Le dossier médical de l’enfant et les informations (pas toujours fiables) transmises par le pays d’origine, il sera important de se rendre à la COCA la plus proche du domicile (Consultation d’Orientation et de Conseils pour l’Adoption). La plupart du temps, les parents ont déjà rencontré ces professionnels de santé sensibilisés et formés à l’adoption. Pour tous les enfants, une consultation ORL pour vérifier l’audition sera prioritaire pour évaluer la capacité à s’approprier sa nouvelle langue.
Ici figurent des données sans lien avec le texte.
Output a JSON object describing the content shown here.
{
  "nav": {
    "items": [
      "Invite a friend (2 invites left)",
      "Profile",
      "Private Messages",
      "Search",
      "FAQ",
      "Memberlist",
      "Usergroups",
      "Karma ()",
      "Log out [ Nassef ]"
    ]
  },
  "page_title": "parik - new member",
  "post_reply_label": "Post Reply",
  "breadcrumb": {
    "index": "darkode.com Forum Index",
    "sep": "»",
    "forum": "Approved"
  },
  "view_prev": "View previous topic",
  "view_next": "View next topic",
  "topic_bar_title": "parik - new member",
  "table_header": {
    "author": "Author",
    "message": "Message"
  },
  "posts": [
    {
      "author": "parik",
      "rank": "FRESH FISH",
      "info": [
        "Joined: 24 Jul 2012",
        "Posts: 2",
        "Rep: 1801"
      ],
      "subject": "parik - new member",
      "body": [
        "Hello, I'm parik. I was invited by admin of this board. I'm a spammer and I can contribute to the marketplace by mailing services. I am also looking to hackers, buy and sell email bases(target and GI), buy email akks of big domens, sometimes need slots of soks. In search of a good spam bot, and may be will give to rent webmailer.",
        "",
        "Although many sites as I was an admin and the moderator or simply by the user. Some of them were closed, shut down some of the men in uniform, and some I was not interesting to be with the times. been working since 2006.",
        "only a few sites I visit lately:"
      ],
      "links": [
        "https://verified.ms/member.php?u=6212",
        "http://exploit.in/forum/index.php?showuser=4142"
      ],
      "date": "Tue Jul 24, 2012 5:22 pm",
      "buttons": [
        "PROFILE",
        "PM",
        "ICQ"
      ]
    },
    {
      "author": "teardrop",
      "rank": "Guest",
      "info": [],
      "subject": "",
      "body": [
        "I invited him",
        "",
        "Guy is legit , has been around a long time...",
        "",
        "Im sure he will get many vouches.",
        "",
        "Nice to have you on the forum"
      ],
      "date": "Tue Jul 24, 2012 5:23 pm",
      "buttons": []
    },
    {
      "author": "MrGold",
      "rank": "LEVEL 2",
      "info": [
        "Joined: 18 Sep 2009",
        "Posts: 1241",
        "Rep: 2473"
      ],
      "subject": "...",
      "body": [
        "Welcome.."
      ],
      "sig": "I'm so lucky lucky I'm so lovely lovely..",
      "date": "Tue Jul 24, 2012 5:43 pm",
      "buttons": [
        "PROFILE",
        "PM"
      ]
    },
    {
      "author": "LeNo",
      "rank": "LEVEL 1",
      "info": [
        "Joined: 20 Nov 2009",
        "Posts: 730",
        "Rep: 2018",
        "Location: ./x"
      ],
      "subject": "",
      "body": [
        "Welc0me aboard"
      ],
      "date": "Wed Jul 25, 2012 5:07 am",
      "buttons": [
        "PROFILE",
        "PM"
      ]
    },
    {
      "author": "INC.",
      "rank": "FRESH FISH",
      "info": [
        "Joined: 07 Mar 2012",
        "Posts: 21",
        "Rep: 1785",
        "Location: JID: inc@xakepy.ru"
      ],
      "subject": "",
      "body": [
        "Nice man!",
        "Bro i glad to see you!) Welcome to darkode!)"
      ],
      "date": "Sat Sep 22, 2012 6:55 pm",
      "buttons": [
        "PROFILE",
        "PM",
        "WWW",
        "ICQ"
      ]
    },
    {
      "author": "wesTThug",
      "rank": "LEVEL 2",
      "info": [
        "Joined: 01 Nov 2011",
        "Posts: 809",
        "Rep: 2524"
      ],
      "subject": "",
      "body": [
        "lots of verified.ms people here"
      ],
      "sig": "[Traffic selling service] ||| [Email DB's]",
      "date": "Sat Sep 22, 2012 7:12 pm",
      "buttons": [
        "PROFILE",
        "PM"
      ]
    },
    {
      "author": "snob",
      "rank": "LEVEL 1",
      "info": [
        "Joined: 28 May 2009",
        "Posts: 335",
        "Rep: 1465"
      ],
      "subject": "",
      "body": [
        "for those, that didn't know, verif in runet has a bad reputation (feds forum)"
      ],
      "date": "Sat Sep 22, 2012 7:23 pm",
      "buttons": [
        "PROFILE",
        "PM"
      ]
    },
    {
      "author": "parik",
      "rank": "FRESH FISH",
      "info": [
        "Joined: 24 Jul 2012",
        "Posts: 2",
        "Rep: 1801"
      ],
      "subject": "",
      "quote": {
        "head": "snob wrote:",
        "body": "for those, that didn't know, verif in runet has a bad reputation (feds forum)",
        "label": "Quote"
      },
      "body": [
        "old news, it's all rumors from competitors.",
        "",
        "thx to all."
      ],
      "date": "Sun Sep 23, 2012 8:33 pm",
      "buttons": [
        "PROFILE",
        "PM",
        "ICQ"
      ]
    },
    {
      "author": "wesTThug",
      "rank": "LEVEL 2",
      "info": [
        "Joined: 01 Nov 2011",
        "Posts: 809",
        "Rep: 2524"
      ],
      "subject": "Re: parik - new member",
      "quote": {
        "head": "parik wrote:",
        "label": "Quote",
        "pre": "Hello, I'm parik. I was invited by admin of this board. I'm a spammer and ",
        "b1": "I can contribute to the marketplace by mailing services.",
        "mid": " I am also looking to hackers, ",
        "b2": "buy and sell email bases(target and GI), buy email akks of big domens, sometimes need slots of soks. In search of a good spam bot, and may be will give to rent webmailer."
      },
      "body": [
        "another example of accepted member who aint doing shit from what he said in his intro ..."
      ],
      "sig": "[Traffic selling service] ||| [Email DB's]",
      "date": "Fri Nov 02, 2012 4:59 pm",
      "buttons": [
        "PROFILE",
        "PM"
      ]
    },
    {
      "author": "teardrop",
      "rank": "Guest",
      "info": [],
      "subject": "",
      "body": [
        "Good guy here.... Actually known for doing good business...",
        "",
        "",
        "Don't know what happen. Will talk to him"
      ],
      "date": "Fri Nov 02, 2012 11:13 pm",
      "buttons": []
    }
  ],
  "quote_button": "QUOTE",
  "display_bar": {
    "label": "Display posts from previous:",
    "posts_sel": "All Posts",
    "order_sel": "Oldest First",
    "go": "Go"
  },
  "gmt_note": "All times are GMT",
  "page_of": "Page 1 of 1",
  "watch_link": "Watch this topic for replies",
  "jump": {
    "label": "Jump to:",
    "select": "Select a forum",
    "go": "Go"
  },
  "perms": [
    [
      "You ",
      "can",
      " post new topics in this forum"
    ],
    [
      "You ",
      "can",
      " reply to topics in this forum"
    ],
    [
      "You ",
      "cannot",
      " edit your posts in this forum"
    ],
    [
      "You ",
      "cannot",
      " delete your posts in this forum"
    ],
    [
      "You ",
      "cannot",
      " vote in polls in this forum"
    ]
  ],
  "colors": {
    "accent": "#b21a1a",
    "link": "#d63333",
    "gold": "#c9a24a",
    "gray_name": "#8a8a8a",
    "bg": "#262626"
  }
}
L’école et l’orthophonie tout de suite ?

  • Garde d’enfant et école quand et comment ? Vous seuls saurez en apprenant à connaître votre enfant, quand il sera apte à être confié à un tiers, ou pas. Pour ceux qui accueillent un enfant en âge de scolarisation, il est important d’avoir en tête et de transmettre à l’équipe éducative que l’adoption n’est pas un handicap. Elle n’explique pas tous les comportements de votre enfant, ni ses potentielles difficultés scolaires.
  • L’orthophonie ? Le bilan orthophonique ne donne pas toujours lieu à un suivi. La rééducation orthophonique est un soin et ne peut être envisagée comme soutien scolaire. Seul le bilan permettra de mettre en évidence le besoin de soins, ou non, de votre enfant. Il peut aussi révéler des troubles de l’audition ou de la vue passés inaperçus.
  • Le psycholoque ce n’est pas automatique quand l’on a été adopté ! Mais il est peut être important de faire intervenir un tiers en cas de difficultés avec son enfant. Un espace de parole neutre pour l’enfant, un parent ou la famille peut être nécessaire. Ne le négligez pas.
  • Quand l’amour ne suffit pas  – Votre service adoption mais aussi des associations telles que EFA https://www.adoptionefa.org/ et Pétales France http://petales-france.fr/, pourront vous apporter conseils et soutien.

L’enfant adopté est un enfant comme les autres, ou presque. L’attendre, le rencontrer, l’accueillir et grandir avec lui implique de partir sur de bonnes bases d’échanges, qui ne sont pas toujours naturelles.
Au final, les parents devront poursuivre ce qu’ils savent faire le mieux : s’armer encore et toujours de patience pour établir ce lien particulier.
Favoriser la communication dès les premiers instants de vie en famille constitue un pilier de la construction du lien d’attachement.